Lasers to improve aircraft safety

An aeroplane shooting out laser beams sounds like a science fiction movie. But that is exactly what the German Aerospace Center (DLR) is planning in real life. In 2022, the research institute wants to carry out flight tests with highly bundled light beams as sensors for flight data.

Many of the sensors used by aircraft to determine speed, altitude or climb and descent rates work mechanically. This has been the case since the very beginning of aviation, DLR explains. With the project Fame – the abbreviation stands for Future Air Data System Module Evaluation – the researchers want to make the collection of relevant flight data more reliable.

Critical components

Current measuring equipment sticks out of the aircraft fuselage, thus influencing the air flow. According to DLR, this can have an impact on the quality of the measured values. «Previous probes and sensors can also become dirty or iced up. The measured values can therefore become less accurate», explains DLR researcher Oliver Kliebisch. He specialises in solid-state lasers and non-linear optics.

«You don’t necessarily notice that right away in the cockpit», says Kliebisch. In times of highly automated flight control systems, feeding in inaccurate data can have fatal consequences. The crash of an Airbus A330 of Air France on flight AF447 in 2009 was caused by pilot error, for example, after contradictory speed data due to iced pitot tubes caused the autopilot to switch off.

«Up to a thousand measurements per second»

During the crashes of two Boeing 737 Max in Indonesia and Ethiopia, the so-called angle of attack (AoA) sensors, which are using airflow, played a role. After these provided incorrect data, the faulty flight control software MCAS caused the aircraft to enter an unstoppable nosedive. The use of lasers is supposed to provide more reliability, and light beams cannot ice up or get dirty.

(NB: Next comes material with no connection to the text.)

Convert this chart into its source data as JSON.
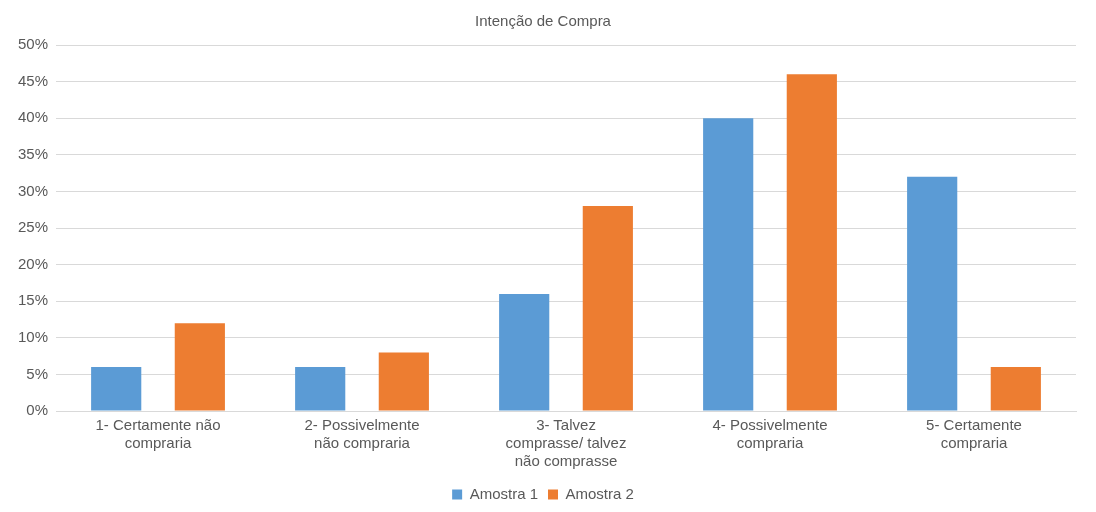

Nor do they disturb aerodynamics. With the so-called «Optical Air Data», systems study the interaction of laser and air molecules. «Depending on the method used, we carry out up to a thousand measurements per second at a distance of up to one metre from the aircraft body», says Kliebisch.

Possible use against turbulence

With a total of three different measuring methods, conclusions can be drawn about relative wind speed, temperature and pressure. In other words, those flight parameters which are used in today’s cockpit systems to calculate airspeed and altitude. According to Kliebisch, another advantage of lasers is that they can be calibrated with relatively little effort.

«Optical Air Data has the potential to supplement or replace classic sensor technology» Kliebisch suggests. The researcher also sees opportunities for lasers in aviation elsewhere. Recent advances in the development of so-called fibre lasers, a high-power variant, could make it possible to develop systems for detecting turbulence.

Robust and compact

For the time being, DLR’s Fame project is concentrating on the planned test flight campaign in 2022. All the necessary technologies have already been developed in the laboratory and are being further refined. At present, robust and compact designs for the laser systems are being developed in order to prepare them for use on the outside of a test aircraft.